The creator of this film obviously doesn't think plot is in an any way important to the film. All he cares about is his message: "war is bad, mkay?" It's apparent that the property Casshern is based on is some kind of ass-kicking superhero, and it's almost as if the creator feels put-upon to have to squeeze fighting into his little set pieces.
There's so little exposition of the plot that scenes are strung together in a way that only makes sense in music videos. This director, by the way, would be an awesome music video director (assuming he already isn't; I'm not letting my impression of this movie be influenced by imdb or wikipedia, so I'm not bothering to check it out).
Watching this movie put me in mind of a parody of a German avant garde arthouse film: popping into black and white, characters staring with little emotion, other characters looking at the camera and screaming with the agony-that-is-being-alive. You just have to replace the stark echoy emo stillness with "Moonlight Sonato" to get Casshern's effect.
So, what IS the plot? Here goes: Asia beat Europe in a war. A scientist whose wife is dying finds the magic cure to disease and death: a super stem cell found only in some ethnic group that are now considered terrorists. The military funds the scientist's research and brings him bodies from the people who are the source of the "neo-cell." Then they bring his dead son home from the same warzone.
After a magical lightning strike at Dr. Frankenstein's lab, the unregenerated corpses reassemble themselves and come to life. Rather than jump for joy and begin the experiments immediately, the scientist's assistant orders them all gunned down. Nobody's actions here make a whole lot of sense, because the director HATES WORDS. Anyway, he brings his son, who hates him, back to life. The surviving Frankensteins take the scientist's wife (she came to see her son's body) for no discernable reason with them through the terrorist zone where they find...
...an apparently misplaced European robot army warehouse and factory that can be run by five people.
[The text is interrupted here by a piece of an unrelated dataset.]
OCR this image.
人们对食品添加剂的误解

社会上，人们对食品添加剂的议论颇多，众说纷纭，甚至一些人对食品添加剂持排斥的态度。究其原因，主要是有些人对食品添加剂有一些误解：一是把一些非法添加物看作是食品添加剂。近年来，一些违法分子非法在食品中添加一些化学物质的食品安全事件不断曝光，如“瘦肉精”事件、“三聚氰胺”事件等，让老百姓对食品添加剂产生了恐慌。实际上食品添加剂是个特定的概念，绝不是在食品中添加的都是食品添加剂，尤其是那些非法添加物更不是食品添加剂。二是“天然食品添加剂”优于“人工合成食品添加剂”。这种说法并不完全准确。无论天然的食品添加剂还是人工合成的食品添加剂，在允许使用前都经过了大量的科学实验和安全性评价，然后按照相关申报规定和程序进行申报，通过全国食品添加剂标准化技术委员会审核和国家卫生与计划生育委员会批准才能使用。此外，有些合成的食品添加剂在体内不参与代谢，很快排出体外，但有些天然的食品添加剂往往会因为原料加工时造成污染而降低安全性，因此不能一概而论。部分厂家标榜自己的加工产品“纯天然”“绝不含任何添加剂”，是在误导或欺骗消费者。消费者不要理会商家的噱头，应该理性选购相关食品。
Okay, I guess that's plausible.
What you would think might turn into a superhero pic about the revived son Casshern taking down the evil robot army...doesn't. Casshern is too traumatized by war to want to fight, and fighting is bad, so he doesn't get anywhere. Oh, there's a couple fights. But I think there's more hallucinations about quiet meadows and shit than actual fighting. Unless you count the stylized CGI robots.
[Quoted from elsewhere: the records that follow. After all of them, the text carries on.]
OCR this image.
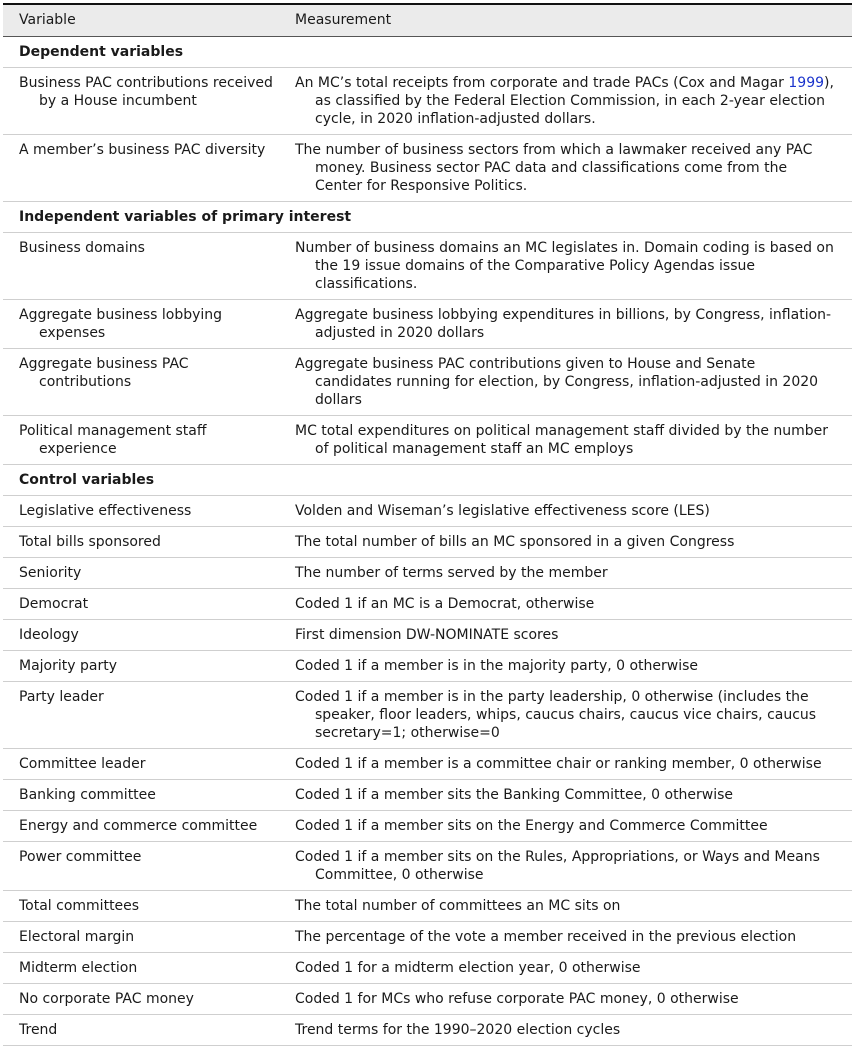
Variable	Measurement
Dependent variables	

Business PAC contributions received by a House incumbent	An MC’s total receipts from corporate and trade PACs (Cox and Magar 1999), as classified by the Federal Election Commission, in each 2-year election cycle, in 2020 inflation-adjusted dollars.

A member’s business PAC diversity	The number of business sectors from which a lawmaker received any PAC money. Business sector PAC data and classifications come from the Center for Responsive Politics.

Independent variables of primary interest	

Business domains	Number of business domains an MC legislates in. Domain coding is based on the 19 issue domains of the Comparative Policy Agendas issue classifications.

Aggregate business lobbying expenses	Aggregate business lobbying expenditures in billions, by Congress, inflation-adjusted in 2020 dollars

Aggregate business PAC contributions	Aggregate business PAC contributions given to House and Senate candidates running for election, by Congress, inflation-adjusted in 2020 dollars

Political management staff experience	MC total expenditures on political management staff divided by the number of political management staff an MC employs

Control variables	

Legislative effectiveness	Volden and Wiseman’s legislative effectiveness score (LES)

Total bills sponsored	The total number of bills an MC sponsored in a given Congress

Seniority	The number of terms served by the member

Democrat	Coded 1 if an MC is a Democrat, otherwise

Ideology	First dimension DW-NOMINATE scores

Majority party	Coded 1 if a member is in the majority party, 0 otherwise

Party leader	Coded 1 if a member is in the party leadership, 0 otherwise (includes the speaker, floor leaders, whips, caucus chairs, caucus vice chairs, caucus secretary=1; otherwise=0

Committee leader	Coded 1 if a member is a committee chair or ranking member, 0 otherwise

Banking committee	Coded 1 if a member sits the Banking Committee, 0 otherwise

Energy and commerce committee	Coded 1 if a member sits on the Energy and Commerce Committee

Power committee	Coded 1 if a member sits on the Rules, Appropriations, or Ways and Means Committee, 0 otherwise

Total committees	The total number of committees an MC sits on

Electoral margin	The percentage of the vote a member received in the previous election

Midterm election	Coded 1 for a midterm election year, 0 otherwise

No corporate PAC money	Coded 1 for MCs who refuse corporate PAC money, 0 otherwise

Trend	Trend terms for the 1990–2020 election cycles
I suppose I'm mostly incensed that this message and all the key elements of it (people being interconnected and violence stemming from selfishness, etc. etc.) could have been more fully realized in a plot in which you're made to care about the characters, rather than a movie that fails to make the characters into believable people or recognizable iconic character types.
I look forward to being told how I totally missed the point and am an ignorant doofus who should have better understood the subtleties of the falling blossoms.